You know, my teacher wrote this song, "Let the Buddha breathe. Let the Buddha walk." Well, he wrote the words, and I wrote the music to it, and I would like for us to sing that together, if you don't mind. And it is just a way to remember that in our daily life, in our enlightenment lifestyle, we don't have to struggle and strive to make it happen. We can just simply let life live itself through us. It doesn't have to be such a struggle if we can be willing in view of the moment as it is. So I really love this poem, and I hope you enjoy this song.
[Plays music and sings] Let the Buddha breathe.
Audience: Let the Buddha breathe.
ChiSing: Let the Buddha walk.
Audience: Let the Buddha walk.
ChiSing: I don't have to breathe.
Audience: I don't have to breathe.
ChiSing: I don't have to walk.
Audience: I don't have to walk.
ChiSing: Now, there are a few more verses, but before we continue on with that, I want to also mention that the reason why my teacher wrote this song is because he was going to lead a walking meditation in Korea with thousands of people and reporters flushing their cameras trying to touch the living Buddha because they thought he was this holy person, which he is. And it was like, how in the world is he going to do a walking meditation for everyone? It was just chaotic. So he took a deep breath and he said, "Okay. Buddha within me," and you might use a different word, God within me, spirit within me, Higher Self within me, "You are going to have to do the walking for me." And so he did. He let that life force do it through him, and him, as him, and it took a step through his body, and from that point forward, it was like the Red Sea parted, and everyone became quiet, and it was, he said, one of the most profound walking meditations he has ever led in public. So let the Buddha breathe. Let the Buddha walk.

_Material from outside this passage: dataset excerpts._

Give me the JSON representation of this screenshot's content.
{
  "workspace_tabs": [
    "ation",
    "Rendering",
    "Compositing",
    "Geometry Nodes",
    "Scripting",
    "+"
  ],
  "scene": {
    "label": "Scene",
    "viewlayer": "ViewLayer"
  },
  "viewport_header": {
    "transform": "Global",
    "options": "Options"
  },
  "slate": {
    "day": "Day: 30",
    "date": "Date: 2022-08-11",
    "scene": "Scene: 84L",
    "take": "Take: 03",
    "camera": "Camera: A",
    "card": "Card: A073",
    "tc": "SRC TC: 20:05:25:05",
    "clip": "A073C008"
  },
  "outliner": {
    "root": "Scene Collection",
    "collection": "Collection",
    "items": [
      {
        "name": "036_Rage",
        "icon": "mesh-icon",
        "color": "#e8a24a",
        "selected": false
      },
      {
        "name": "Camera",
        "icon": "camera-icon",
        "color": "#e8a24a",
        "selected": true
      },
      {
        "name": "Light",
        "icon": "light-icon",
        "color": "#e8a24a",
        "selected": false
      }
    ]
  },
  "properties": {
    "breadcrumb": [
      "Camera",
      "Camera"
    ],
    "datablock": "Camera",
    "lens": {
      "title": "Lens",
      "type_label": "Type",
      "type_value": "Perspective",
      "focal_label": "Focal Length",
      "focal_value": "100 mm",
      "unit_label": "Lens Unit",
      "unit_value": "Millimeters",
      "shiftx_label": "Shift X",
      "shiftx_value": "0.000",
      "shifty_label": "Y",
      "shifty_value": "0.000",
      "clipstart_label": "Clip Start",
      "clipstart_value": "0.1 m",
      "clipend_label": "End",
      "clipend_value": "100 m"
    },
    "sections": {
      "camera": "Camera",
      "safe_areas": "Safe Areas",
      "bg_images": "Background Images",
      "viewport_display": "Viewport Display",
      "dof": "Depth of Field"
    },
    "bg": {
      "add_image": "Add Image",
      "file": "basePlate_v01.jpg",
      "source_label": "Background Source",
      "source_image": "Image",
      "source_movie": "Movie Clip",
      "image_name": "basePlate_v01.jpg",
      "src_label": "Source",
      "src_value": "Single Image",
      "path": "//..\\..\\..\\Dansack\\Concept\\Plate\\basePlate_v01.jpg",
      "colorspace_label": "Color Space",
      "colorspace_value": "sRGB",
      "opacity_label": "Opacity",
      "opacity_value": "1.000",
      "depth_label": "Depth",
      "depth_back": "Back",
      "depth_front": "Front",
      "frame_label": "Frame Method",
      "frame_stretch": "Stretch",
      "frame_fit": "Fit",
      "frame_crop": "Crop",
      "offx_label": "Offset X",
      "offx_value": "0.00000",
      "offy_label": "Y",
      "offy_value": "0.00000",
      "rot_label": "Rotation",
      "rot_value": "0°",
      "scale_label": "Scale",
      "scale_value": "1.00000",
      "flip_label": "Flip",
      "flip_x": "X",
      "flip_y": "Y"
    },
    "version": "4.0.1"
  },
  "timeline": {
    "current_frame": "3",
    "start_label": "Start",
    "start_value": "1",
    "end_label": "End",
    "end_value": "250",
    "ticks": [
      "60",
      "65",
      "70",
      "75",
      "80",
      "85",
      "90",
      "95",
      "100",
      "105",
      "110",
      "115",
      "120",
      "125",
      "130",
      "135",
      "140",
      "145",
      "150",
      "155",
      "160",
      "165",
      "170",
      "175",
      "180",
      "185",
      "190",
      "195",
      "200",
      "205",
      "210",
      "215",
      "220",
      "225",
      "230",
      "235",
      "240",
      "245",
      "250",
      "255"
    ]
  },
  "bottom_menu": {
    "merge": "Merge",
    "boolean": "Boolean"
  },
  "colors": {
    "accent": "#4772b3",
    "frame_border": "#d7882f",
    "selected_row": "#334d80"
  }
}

All right. [Sings] The Buddha is breathing.
Audience: The Buddha is breathing.
ChiSing: The Buddha is walking.
Audience: The Buddha is walking.
ChiSing: I enjoy the breathing.
Audience: I enjoy the breathing.
ChiSing: I enjoy the walking.
Audience: I enjoy the walking.
ChiSing: Buddha is the breathing.
Audience: Buddha is the breathing.
ChiSing: Buddha is the walking.
Audience: Buddha is the walking.
ChiSing: I am the breathing.
Audience: I am the breathing.
ChiSing: I am the walking.
Audience: I am the walking.
ChiSing: There is just the breathing.
Audience: There is just the breathing.
ChiSing: There is just the walking.
Audience: There is just the walking.
ChiSing: There is no breather.
Audience: There is no breather.
ChiSing: There is no walker.
Audience: There is no walker.
ChiSing: Peace and joy while breathing.
Audience: Peace and joy while breathing.
ChiSing: Peace and joy while walking.
Audience: Peace and joy while walking.
ChiSing: Peace and joy the breathing.
Audience: Peace and joy the breathing.
ChiSing: Peace and joy the walking.
Audience: Peace and joy the walking.
ChiSing: Breathing, walking.
Audience: Breathing, walking.
ChiSing: Sitting, singing.
Audience: Sitting, singing.
ChiSing: Cooking, cleaning.
Audience: Cooking, cleaning.
ChiSing: Hugging, living.
Audience: Hugging, living.
ChiSing: Breathing, walking.
Audience: Breathing, walking.
ChiSing: This is enlightenment. Amen.